Tokemak : orchestrer la liquidité
Tokemak vise à devenir une sorte de “routeur de liquidité” pour la DeFi. Les utilisateurs déposent des actifs dans les “reactors” de Tokemak, et le protocole décide où déployer cette liquidité (vers différents DEX ou protocoles), en fonction de signaux de gouvernance et d’incitations.
L’objectif est de rendre la liquidité plus efficace et mieux coordonnée, plutôt que de la laisser fragmentée entre de nombreux DEX. Cela rejoint des problématiques déjà vues avec les DEX aggregators, mais à un niveau plus structurel.
Risques spécifiques à la DeFi 2.0
Ces modèles innovants s’accompagnent de nouveaux risques :
Complexité accrue : les mécanismes de bonding, de gouvernance et de redistribution sont souvent difficiles à comprendre pour un utilisateur non spécialiste.
Risque de spirale de prix : comme pour certains stablecoins algorithmiques, la valeur des tokens de gouvernance peut être étroitement liée à la confiance dans le protocole.
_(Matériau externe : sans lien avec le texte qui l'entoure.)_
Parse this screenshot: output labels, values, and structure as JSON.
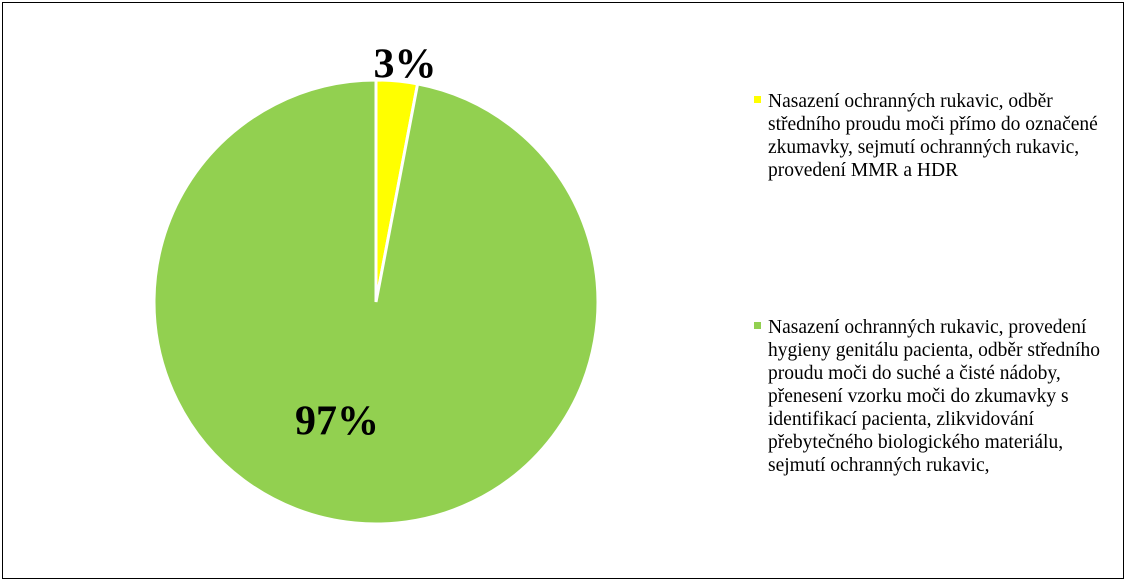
{
  "chart_data": {
    "type": "pie",
    "categories": [
      "Nasazení ochranných rukavic, odběr středního proudu moči přímo do označené zkumavky, sejmutí ochranných rukavic, provedení MMR a HDR",
      "Nasazení ochranných rukavic, provedení hygieny genitálu pacienta, odběr středního proudu moči do suché a čisté nádoby, přenesení vzorku moči do zkumavky s identifikací pacienta, zlikvidování přebytečného biologického materiálu, sejmutí ochranných rukavic,"
    ],
    "values": [
      3,
      97
    ],
    "value_labels": [
      "3%",
      "97%"
    ],
    "colors": [
      "#ffff00",
      "#92d050"
    ],
    "legend": "right"
  }
}
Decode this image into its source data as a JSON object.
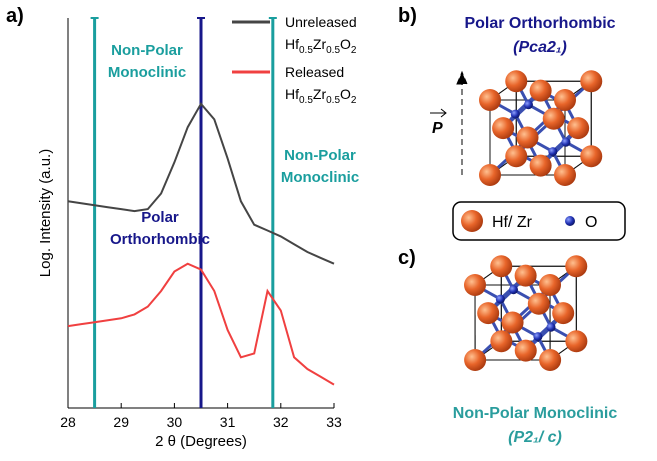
{
  "chart_data": {
    "type": "line",
    "panel_label": "a)",
    "xlabel": "2 θ (Degrees)",
    "ylabel": "Log. Intensity (a.u.)",
    "x": [
      28,
      28.25,
      28.5,
      28.75,
      29,
      29.25,
      29.5,
      29.75,
      30,
      30.25,
      30.5,
      30.75,
      31,
      31.25,
      31.5,
      31.75,
      32,
      32.25,
      32.5,
      32.75,
      33
    ],
    "series": [
      {
        "name": "Unreleased Hf0.5Zr0.5O2",
        "color": "#454545",
        "values": [
          53,
          52.5,
          52,
          51.5,
          51,
          50.5,
          51,
          55,
          63,
          72,
          78,
          74,
          64,
          53,
          47,
          45.5,
          44,
          42,
          40,
          38.5,
          37
        ]
      },
      {
        "name": "Released Hf0.5Zr0.5O2",
        "color": "#f04040",
        "values": [
          21,
          21.5,
          22,
          22.5,
          23,
          24,
          26,
          30,
          35,
          37,
          35.5,
          30,
          20,
          13,
          14,
          30,
          25,
          13,
          10,
          8,
          6
        ]
      }
    ],
    "xlim": [
      28,
      33
    ],
    "xticks": [
      28,
      29,
      30,
      31,
      32,
      33
    ],
    "ylim": [
      0,
      100
    ],
    "reference_lines": [
      {
        "x": 28.5,
        "color": "#1a9e9e",
        "label": [
          "Non-Polar",
          "Monoclinic"
        ]
      },
      {
        "x": 30.5,
        "color": "#17178a",
        "label": [
          "Polar",
          "Orthorhombic"
        ]
      },
      {
        "x": 31.85,
        "color": "#1a9e9e",
        "label": [
          "Non-Polar",
          "Monoclinic"
        ]
      }
    ]
  },
  "structures": {
    "b": {
      "label": "b)",
      "title": "Polar Orthorhombic",
      "space_group": "(Pca2₁)",
      "vector": "P"
    },
    "legend": {
      "big_atom": "Hf/ Zr",
      "small_atom": "O"
    },
    "c": {
      "label": "c)",
      "title": "Non-Polar Monoclinic",
      "space_group": "(P2₁/ c)"
    }
  }
}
Une perte de confiance peut déclencher une spirale de vente.
Risque de gouvernance : si la gouvernance est capturée par un petit groupe ou si les incitations sont mal alignées, le protocole peut prendre des décisions contraires aux intérêts de la majorité.
Régulation et expérimentation
Du point de vue des régulateurs, ces protocoles posent des questions encore plus complexes que la DeFi “classique” : ils touchent à la création monétaire, à la gestion d’actifs collectifs et à des formes de gouvernance quasi coopératives, dans un environnement globalement non régulé.
Les autorités financières, comme l’AMF en France, observent ces expérimentations avec attention, en lien avec les travaux plus larges sur la régulation du marché crypto. Les futures régulations (comme MiCA en Europe) pourraient avoir un impact significatif sur la viabilité de certains modèles DeFi 2.0.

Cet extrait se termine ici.